MIddle Path: Reasonable Self-interest
Is there a middle ground we can agree upon if neither proposition passes?
The specter of Proposition 112 should make it clear that it’s in the self-interest of the oil and gas industry to back off, with reason and compromise, where they are not wanted by concerned property owners, neighborhoods and, yes, watersheds. Self police themselves. Consider the benefit for the entire industry.

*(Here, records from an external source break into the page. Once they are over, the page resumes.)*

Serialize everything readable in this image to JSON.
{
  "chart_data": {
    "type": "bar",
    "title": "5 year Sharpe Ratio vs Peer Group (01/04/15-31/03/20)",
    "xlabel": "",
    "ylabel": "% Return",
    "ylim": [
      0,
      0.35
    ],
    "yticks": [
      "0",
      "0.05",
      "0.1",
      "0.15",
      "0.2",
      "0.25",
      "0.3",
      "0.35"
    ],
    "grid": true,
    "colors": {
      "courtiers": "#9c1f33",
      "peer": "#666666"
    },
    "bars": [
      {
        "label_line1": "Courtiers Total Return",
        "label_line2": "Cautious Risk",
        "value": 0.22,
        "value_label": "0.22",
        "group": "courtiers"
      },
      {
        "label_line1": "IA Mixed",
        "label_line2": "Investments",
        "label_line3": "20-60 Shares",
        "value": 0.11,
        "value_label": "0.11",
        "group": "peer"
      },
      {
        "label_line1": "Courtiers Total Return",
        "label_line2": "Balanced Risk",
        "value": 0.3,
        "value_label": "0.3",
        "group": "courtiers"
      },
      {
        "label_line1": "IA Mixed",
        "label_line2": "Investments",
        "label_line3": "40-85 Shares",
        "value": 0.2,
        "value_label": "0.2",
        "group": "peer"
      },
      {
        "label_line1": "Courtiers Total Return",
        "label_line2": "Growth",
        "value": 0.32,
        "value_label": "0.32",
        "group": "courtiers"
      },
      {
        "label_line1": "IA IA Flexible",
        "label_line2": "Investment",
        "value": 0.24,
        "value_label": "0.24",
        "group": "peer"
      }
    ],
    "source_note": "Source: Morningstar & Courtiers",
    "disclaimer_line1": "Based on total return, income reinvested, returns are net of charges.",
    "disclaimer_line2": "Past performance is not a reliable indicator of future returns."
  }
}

Furthermore, the state and county, wherever possible, should act robustly in the best interests of its citizens. Protecting them will also help to protect the long-term future of the oil and gas industry.
If elected as a Garfield County Commissioner, I pledge to work with both our citizen groups and leaders in the oil and gas industry to negotiate a lasting and equitable solution that protects the people of Garfield County in their homes and communities, and provides reasonable opportunities for the gas extraction industry.
I will use this office to stand up for the health and well-being of Garfield County and its environment. I will expect oil and gas companies to be reasonable and good neighbors. And I will hold them accountable.
It will be hard work and take years. What are you willing to trade off?
Paula Stepp is the Democratic candidate running for Garfield County Commissioner in District 1.